During his journey to the Galápagos in 1835, Charles Darwin spotted land iguanas racing about on the island of Santiago. He wasn’t a fan. “From their low facial angle they have a singularly stupid appearance,” he wrote, also opining that the animals are “lazy and half torpid.”
Darwin, with his rather unforgiving assessment, was the last person to officially record a sighting of the reptiles on Santiago Island, nearly 200 years ago. The iguanas were decimated by foreign animals introduced by mariners and early settlers of the Galápagos. But there may be new hope for the iguanas of Santiago. As the Agence France-Presse reports, more than 1,400 land iguanas have been reintroduced to the island as part of a restoration program.
The Galápagos National Park authority explained on Facebook that the land iguanas, also known by their scientific name Conolophus subcristatus, had been relocated from the neighboring North Seymour Island, where the animals are far more plentiful; around 5,000 individuals lived there before part of the population was move to Santiago Island, according to the park. In fact, reducing land iguana numbers on North Seymour Island may prove beneficial since food resources, particularly cacti, are limited there.
The restoration initiative is taking place in a number of phases. Last year, land iguanas on North Seymour Island were captured and quarantined.

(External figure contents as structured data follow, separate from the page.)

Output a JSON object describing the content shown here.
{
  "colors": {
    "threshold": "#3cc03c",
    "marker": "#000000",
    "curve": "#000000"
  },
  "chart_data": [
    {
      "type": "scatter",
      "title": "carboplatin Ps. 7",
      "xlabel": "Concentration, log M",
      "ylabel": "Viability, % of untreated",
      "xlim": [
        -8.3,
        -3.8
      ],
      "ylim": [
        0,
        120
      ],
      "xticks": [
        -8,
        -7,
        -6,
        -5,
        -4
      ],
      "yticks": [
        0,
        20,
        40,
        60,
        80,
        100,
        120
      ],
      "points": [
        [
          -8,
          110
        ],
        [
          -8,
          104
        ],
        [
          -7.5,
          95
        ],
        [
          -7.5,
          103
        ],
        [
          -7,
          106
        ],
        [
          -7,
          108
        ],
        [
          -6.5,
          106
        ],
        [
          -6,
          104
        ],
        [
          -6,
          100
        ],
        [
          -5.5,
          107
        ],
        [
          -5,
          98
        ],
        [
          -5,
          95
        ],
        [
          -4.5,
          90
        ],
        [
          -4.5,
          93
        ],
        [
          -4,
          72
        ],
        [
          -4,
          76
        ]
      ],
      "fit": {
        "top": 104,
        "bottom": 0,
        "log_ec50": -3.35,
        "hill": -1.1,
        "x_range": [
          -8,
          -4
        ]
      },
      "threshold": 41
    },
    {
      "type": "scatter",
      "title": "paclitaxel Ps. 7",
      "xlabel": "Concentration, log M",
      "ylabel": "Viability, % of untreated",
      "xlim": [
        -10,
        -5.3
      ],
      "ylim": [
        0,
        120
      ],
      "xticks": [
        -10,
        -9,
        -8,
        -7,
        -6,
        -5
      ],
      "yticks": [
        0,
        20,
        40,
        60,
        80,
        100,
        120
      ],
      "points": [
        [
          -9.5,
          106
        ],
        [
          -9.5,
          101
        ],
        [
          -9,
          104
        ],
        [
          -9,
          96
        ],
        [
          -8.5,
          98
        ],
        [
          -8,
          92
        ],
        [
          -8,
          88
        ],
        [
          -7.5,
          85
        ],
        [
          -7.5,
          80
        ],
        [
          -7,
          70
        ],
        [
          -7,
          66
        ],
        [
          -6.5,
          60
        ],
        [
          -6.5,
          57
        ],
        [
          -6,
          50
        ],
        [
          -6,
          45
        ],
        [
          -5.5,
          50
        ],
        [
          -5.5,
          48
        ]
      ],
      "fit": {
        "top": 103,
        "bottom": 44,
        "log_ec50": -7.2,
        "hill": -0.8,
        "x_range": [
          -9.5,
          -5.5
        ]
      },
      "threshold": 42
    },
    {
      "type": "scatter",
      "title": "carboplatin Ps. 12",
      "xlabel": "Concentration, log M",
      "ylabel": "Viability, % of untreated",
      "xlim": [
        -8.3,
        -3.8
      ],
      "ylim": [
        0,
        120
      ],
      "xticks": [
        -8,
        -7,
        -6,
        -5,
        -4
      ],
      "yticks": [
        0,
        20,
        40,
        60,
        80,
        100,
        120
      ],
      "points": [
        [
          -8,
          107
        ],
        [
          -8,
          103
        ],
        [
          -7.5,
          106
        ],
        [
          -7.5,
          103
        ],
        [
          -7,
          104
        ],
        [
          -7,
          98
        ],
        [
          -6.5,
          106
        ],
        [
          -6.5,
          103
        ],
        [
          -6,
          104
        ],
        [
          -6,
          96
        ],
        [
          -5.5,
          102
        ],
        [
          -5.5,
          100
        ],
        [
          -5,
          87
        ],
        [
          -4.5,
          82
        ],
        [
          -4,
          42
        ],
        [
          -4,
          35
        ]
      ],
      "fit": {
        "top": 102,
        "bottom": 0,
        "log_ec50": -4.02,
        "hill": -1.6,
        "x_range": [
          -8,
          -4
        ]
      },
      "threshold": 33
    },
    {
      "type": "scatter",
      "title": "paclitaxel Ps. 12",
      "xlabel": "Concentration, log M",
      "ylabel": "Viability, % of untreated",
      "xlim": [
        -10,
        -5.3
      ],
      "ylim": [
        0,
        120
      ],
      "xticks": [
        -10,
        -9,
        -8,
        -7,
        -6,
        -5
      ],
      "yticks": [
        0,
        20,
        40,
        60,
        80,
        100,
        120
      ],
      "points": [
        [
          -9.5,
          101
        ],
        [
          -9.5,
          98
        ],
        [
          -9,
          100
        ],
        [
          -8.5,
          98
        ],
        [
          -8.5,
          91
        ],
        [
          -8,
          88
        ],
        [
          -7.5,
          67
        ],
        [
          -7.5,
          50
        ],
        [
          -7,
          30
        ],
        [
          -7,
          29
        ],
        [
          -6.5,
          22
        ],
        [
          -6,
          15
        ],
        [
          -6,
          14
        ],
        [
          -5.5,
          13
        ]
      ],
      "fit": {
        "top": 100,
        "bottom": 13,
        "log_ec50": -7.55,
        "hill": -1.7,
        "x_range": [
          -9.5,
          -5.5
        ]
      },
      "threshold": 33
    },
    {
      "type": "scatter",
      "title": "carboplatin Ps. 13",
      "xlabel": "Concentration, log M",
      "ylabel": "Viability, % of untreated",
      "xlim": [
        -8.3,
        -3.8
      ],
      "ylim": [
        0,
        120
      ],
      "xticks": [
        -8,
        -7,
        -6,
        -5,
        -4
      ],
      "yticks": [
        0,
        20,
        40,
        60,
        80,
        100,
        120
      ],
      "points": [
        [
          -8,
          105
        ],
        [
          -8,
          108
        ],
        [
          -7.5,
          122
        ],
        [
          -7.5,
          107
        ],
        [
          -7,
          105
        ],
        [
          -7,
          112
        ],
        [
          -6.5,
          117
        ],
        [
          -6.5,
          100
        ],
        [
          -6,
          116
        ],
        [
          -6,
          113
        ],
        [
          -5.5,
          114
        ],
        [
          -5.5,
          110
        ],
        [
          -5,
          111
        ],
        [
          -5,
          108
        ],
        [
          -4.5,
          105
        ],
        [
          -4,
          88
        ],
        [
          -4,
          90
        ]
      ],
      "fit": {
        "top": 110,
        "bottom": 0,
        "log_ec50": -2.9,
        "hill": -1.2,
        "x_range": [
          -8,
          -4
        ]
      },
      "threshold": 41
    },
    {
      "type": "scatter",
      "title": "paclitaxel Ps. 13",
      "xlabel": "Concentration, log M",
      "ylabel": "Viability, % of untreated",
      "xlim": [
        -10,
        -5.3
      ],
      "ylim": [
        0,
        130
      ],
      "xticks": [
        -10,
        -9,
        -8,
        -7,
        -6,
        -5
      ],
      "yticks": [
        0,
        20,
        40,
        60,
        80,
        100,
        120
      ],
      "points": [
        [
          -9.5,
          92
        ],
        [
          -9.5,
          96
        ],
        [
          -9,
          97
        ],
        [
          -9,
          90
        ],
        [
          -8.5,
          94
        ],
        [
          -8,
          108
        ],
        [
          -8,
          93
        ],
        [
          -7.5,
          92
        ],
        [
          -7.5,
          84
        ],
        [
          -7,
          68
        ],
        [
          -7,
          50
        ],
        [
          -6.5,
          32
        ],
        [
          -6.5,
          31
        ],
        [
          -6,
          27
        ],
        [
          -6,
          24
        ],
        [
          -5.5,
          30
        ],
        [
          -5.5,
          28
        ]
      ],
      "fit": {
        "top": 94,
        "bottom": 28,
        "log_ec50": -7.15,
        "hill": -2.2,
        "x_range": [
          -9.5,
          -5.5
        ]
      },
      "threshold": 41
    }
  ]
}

On January 3rd and 4th of this year, they were released onto coastal regions of Santiago, which “have ecosystems similar to those of their natural habitat, with the presence of abundant vegetation for their food,” the park says. The team, which includes park officials and experts from New Zealand's Massey University, will begin monitoring the iguanas next month. CNN’s Emily Dixon reports that experts will be looking to see if the iguanas are building nests and getting enough food. They’ll also keep a close eye on species like rodents and ants, which pose a threat to the iguanas' nests.
In the past, Galápagos land iguana populations plummeted due to introduced animals like cats, dogs and rats, which competed with the animals for food and preyed on their eggs and young. But a major culprit in the reptiles’ decline has been pigs, which were brought to the island in the 1800s and have since run wild. Omnivorous and ravenous, feral pigs are “thought to have played a big role in many of the extinctions and ecosystem degradation on the Galápagos Islands,” according to the Galápagos Conservation Trust.
Fortunately, the porcine predators won’t be pestering Santiago Island’s newest inhabitants. Pigs and other introduced mammals, like donkeys and goats, were eradicated there as part of a conservation project that took place between 1997 and 2006.
Galápagos land iguanas, a large species with powerful hind legs and yellow skin, are one of just three iguana species that are endemic to the Galápagos Islands. Danny Rueda, the park authority’s ecosystems director, notes that the land iguana “helps ecosystems through the dispersal of seeds and the maintenance of open spaces without vegetation.” In other words, Darwin’s opinions notwithstanding, the land iguana may play an important role in the ecological recovery of Santiago Island.